Originally released in 2016, Certain Dark Things sees itself fitted with a new look and an audio edition due to its re-release this month under Tor. Having only recently read another book by the same author, Silvia Moreno-Garcia, I am very appreciative of the spotlight shining onto this supernatural tale that felt equally familiar and intriguing after missing its first run.
Set in a slightly more technologically advanced Mexico City, Certain Dark Things utilizes the ordinary sight of street kids, party culture, and policing to draw the reader into a world where vampires sprout bird wings because they’re from an Aztec clan. Through the point of view of said vampire, Atl, and a motley cast of screw-ups, we learn that in this world vampires have always existed but have remained a secret to the general public until the past few decades. Upon their reveal to the world, many countries restricted vampire habitation, with Mexico limiting vampire movement within its borders and barring them entirely from entering Mexico City. Thus, it is desperation and death that brings Atl to Mexico City at the start of the book. Her long-ruling family has recently become victim to genocide at the hands of a territorial war between vampire empires. Forced to go on the run with her cybernetically enhanced dog, Atl must quickly learn who she can trust and how far.
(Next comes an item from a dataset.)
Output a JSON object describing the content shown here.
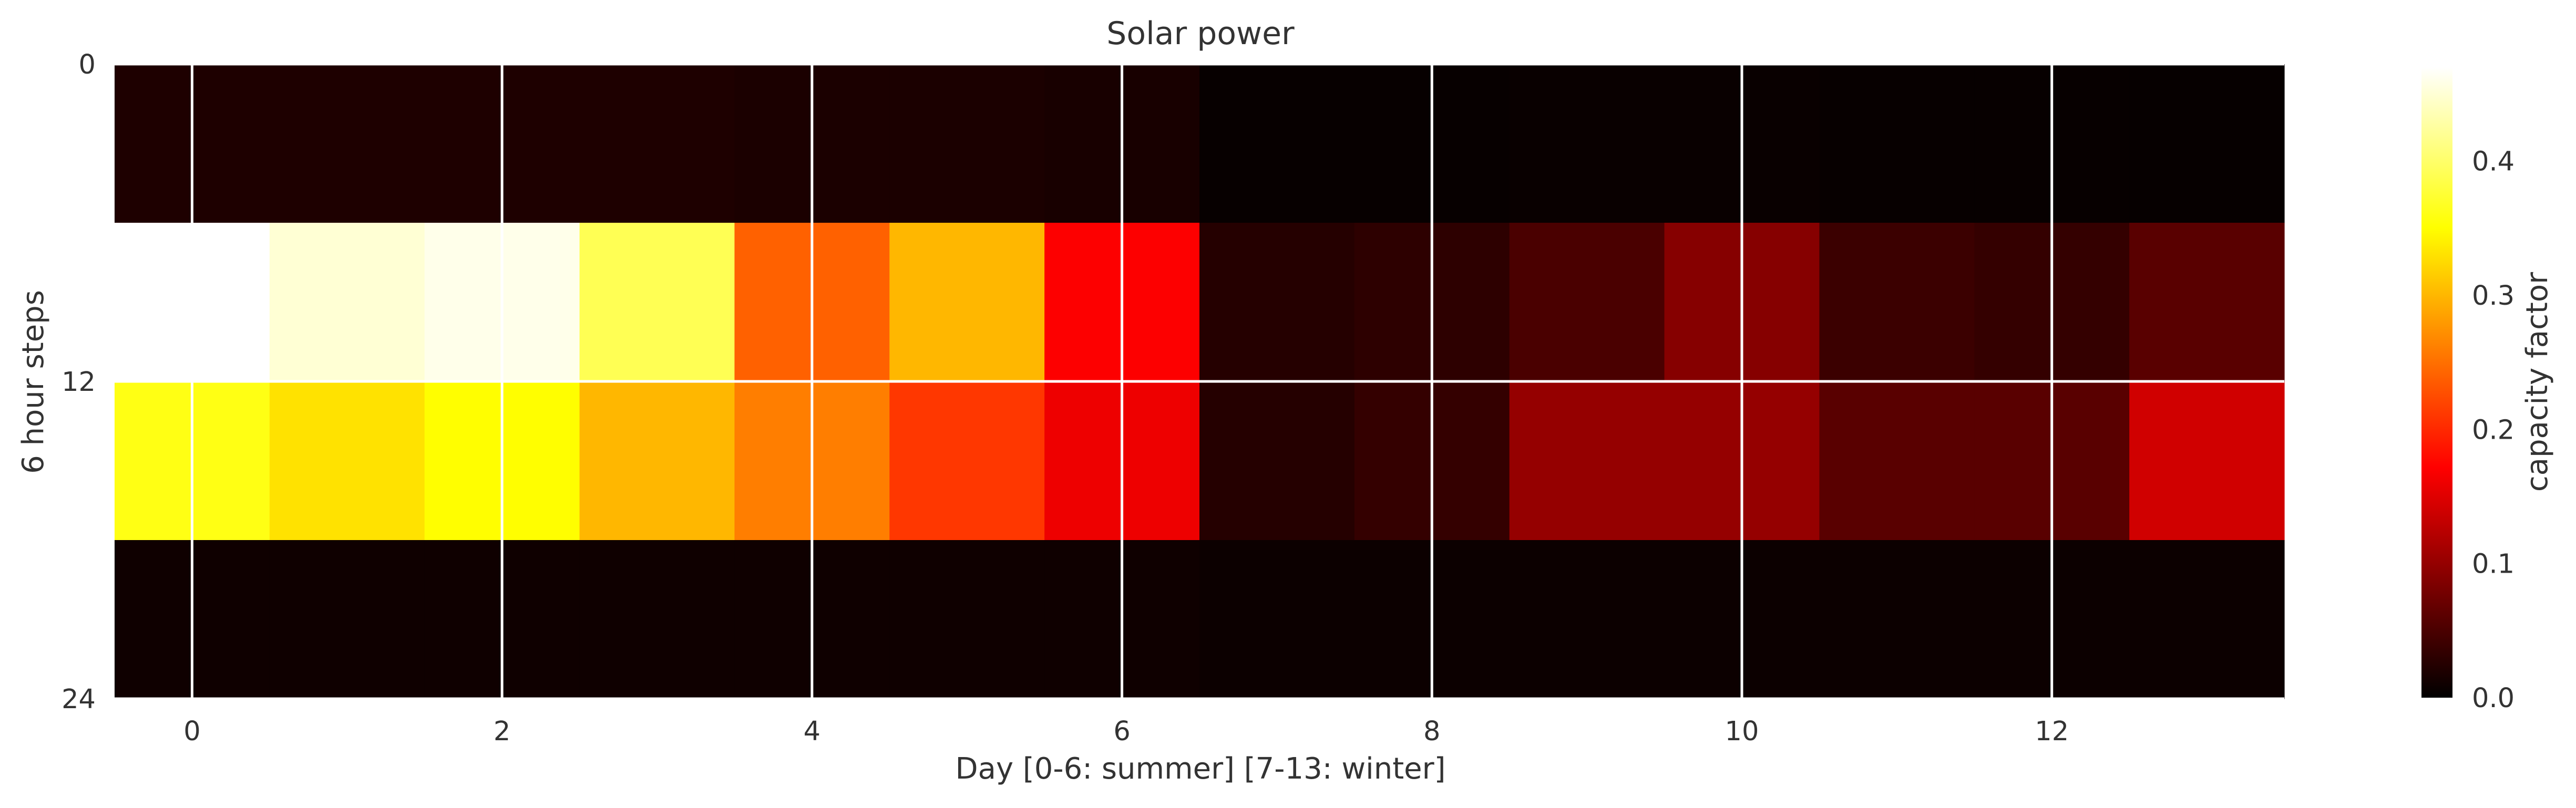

Luckily, she runs into a curious street kid, Domingo, who has led a rough life made a little bit brighter by nerding out on vampire comics and movies. With his help, Atl finds that she may just survive to find a way through a city that holds treachery and danger around every corner while being hunted by the very sadistic vampire force that murdered her family.
I found the integration of certain aspects of indigenous Mexican culture into the different practices upheld by the various vampire clans represented in the story refreshing. While the energy and some beats of the story reminded me of the best parts of the True Blood TV series and the political maneuvering of the vampire clans, human mobs, and police reminded me of Jade City, the commitment to showcasing how the loss of Atl’s family, the only remaining bearers of her culture, provides a unique lens. I also found that the story balanced a fine line between what I’ve seen before and feeling new by keeping the character motivations and crises clear throughout the tale. If you’re missing vampires, have a hankering for seeing them outside of a U.S. or UK-centric space, and are captivated by character work showcasing voices in direct conflict with one another, I think Certain Dark Things may just be the read for you.